EH: Zorlaştırmak derken ‘buy-out bedelinin’ yukarılara çıkmasından bahsediyorsunuz?

“Evet, sonuçta bildiğin gibi bizim bütçelerimiz çok cüzi rakamlar. Mesela bir oyuncuya aylık 10 bin dolar veriyorsun, bu oyuncu da potansiyeli yüksek biri diyelim. Haliyle aylık 10 bin dolar maaş verdiğin oyuncunun kontratına kalkıp da 200 bin dolar buyout bedeli koyamazsın. Böyle olunca 30 bin, 40 bin gibi makul bedeller koyuyorsun. Yoksa oyuncu ‘beni kimse almaz, o zaman gelmiyorum’ diyecek. Şimdi daha kaliteli, daha potansiyelli oyuncu alıp rakamları yükseltebilirsek kazandığımız buyout bedelleri de artacaktır. Tabii bunu başarabilirsek. Öte yandan dediğim gibi bu sirkülasyonu sınırlandırmamız da lazım, bahsettiğim şeyi sezon başında planlayarak 3-4 değil de maksimum 1-2 oyuncuda yapmamız gerek. Ben her sezon başı bir planlama yapıyorum, mesela Oturu (Daniel) bir plandı. Oturu’nun gidişiyle bizim planımızdaki zamanlama tutmadı, o dönemde ciddi anlamda yara aldık. Bunun gibi detaylar var, bu detayları düzene sokmamız lazım.

Dediğim gibi rakamları şekle getirmemiz ve hedef arttırmamız lazım ki bahsettiğim kaliteli oyuncular bizi tercih etsin. Avrupa kupalarına katılmak isteyen, Avrupa kupalarında mücadele edebilecek seviyeye gelmiş bir takım olmayı hedefliyoruz. Gelecek sezon için en büyük hedefimiz bu, ligi ilk 9-10 sırada bitirebilirsek öbür sezon Avrupa’ya gitmek ve bahsettiğimiz misyonu 1-2 seviye yukarıdaki oyuncularla gerçekleştirebilmek istiyoruz. Hedef arttırmaktan kasıt bu.

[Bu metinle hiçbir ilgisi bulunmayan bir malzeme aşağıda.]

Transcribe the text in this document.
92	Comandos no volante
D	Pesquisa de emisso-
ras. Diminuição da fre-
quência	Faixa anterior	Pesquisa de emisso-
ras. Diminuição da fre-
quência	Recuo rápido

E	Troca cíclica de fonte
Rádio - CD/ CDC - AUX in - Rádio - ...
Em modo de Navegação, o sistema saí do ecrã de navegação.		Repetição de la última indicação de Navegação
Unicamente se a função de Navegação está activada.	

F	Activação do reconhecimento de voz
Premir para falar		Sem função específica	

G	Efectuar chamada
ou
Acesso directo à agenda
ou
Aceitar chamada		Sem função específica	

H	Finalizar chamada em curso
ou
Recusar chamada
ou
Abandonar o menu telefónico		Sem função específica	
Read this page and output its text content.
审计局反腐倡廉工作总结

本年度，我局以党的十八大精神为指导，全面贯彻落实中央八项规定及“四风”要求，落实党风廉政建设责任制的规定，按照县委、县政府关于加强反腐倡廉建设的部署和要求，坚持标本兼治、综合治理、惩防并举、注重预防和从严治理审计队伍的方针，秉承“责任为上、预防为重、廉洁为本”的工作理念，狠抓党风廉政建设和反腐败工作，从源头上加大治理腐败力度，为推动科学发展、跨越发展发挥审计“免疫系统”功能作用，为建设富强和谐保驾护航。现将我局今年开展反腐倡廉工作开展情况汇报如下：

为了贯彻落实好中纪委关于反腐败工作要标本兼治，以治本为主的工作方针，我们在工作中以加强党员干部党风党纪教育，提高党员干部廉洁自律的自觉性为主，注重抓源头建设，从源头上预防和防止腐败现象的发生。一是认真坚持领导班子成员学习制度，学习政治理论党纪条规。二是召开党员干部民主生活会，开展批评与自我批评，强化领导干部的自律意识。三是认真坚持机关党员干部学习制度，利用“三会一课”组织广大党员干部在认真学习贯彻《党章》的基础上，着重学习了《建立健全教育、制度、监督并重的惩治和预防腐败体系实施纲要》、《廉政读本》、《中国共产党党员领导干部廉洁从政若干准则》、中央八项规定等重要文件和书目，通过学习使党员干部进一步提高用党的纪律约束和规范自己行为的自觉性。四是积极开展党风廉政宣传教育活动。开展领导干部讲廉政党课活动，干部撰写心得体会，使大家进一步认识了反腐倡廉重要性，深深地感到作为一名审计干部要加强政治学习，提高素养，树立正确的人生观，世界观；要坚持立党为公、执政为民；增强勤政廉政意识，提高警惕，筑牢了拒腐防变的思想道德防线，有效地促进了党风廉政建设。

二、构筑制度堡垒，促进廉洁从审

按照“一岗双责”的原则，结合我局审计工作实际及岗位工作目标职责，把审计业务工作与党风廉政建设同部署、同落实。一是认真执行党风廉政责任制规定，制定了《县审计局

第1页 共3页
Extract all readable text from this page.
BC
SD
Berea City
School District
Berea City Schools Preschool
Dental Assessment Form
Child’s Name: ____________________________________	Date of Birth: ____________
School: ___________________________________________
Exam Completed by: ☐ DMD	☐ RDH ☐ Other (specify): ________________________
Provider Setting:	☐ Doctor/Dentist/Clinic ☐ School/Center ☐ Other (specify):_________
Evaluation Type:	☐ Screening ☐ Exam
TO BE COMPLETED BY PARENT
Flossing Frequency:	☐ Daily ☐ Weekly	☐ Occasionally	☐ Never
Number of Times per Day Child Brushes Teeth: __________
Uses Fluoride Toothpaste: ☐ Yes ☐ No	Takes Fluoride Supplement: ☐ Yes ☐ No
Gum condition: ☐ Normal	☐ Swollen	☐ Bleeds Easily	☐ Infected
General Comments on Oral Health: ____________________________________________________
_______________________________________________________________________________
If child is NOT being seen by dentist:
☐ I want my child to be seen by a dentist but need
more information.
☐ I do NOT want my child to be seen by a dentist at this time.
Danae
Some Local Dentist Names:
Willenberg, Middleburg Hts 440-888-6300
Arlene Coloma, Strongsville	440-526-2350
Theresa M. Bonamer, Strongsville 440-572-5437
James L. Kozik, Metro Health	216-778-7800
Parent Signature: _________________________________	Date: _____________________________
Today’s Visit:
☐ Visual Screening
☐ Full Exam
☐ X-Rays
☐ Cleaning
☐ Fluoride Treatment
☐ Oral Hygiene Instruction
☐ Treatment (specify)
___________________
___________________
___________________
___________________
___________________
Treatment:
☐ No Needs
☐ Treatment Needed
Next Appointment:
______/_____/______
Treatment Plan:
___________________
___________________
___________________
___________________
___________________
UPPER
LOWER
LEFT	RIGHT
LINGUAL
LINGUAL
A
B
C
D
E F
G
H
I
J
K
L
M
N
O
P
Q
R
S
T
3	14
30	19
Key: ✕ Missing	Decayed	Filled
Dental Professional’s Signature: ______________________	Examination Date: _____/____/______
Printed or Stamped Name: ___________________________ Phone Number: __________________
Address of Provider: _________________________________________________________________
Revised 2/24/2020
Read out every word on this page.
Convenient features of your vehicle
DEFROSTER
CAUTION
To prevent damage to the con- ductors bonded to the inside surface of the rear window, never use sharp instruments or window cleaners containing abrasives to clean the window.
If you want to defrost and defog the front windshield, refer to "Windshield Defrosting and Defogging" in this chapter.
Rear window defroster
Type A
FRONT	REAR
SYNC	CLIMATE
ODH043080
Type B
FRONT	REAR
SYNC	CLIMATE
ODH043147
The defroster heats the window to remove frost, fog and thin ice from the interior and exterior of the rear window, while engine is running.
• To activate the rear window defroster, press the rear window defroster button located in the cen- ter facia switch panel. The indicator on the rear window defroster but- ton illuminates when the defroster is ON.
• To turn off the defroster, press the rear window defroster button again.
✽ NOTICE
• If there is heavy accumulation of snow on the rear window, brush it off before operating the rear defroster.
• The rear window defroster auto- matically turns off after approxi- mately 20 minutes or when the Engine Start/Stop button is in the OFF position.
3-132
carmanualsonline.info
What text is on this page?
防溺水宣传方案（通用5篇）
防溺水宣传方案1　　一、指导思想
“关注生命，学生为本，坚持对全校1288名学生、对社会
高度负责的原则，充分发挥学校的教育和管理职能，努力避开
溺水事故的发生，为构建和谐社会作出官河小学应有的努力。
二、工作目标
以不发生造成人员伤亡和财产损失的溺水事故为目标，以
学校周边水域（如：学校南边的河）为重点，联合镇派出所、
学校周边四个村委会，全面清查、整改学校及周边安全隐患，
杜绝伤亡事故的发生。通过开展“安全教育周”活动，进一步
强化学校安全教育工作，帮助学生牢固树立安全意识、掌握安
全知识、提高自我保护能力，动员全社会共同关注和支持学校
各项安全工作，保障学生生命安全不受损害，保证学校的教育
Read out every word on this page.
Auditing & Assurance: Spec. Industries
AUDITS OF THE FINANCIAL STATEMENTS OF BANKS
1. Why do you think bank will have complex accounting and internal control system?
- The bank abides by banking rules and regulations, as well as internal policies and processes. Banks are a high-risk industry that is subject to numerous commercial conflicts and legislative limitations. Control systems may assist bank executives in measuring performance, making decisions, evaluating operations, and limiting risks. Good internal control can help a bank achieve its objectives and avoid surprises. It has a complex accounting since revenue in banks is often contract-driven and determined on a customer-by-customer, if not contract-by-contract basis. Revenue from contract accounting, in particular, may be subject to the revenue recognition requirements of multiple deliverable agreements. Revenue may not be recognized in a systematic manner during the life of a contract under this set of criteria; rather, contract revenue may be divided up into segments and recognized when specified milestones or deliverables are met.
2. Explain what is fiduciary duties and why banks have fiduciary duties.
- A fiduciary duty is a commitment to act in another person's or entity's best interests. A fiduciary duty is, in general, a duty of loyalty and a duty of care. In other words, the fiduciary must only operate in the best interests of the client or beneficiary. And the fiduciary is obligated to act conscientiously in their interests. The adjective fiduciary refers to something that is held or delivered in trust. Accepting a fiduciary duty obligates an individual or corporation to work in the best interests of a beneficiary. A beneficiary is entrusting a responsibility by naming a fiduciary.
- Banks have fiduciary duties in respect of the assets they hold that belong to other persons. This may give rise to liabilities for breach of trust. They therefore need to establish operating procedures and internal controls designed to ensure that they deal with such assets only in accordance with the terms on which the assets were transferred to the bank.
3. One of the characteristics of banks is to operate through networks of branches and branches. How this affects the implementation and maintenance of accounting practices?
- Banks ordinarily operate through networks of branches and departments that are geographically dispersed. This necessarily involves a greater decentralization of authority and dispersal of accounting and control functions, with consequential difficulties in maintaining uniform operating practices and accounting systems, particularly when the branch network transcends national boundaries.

Bir de bunu yaptığımız zaman ne olacak? Burası bir şehir, seyircimizin beklentisi de yavaş yavaş yükseliyor. Taraftarımıza düzenli olarak salona gelip bizi desteklemelerini sağlayacak bir motivasyon sunmamız lazım. Ben bunları daha önce çalıştığım kulüplerde yaşadım, aynı yerde durduğunuz zaman insanlarda bir ‘motivasyon kaybı’ oluyor. ‘Gidiyoruz, geliyoruz ama her sene aynı şey, sürekli düşmemeye oynuyoruz’ havasına giriyorlar. Bu da şehirdeki heyecanı olumsuz etkiliyor. Bu yüzden seyircimizi yanımızda tutabilmek için onlara ekstra bir motivasyon kaynağı sağlamamız lazım. Bunları yönetimimizle oturup konuştuk, ortak noktada buluşabildiğimiz için çok mutlu oldum. Bunun sonucunda da imzayı atıp yola devam ettik zaten.”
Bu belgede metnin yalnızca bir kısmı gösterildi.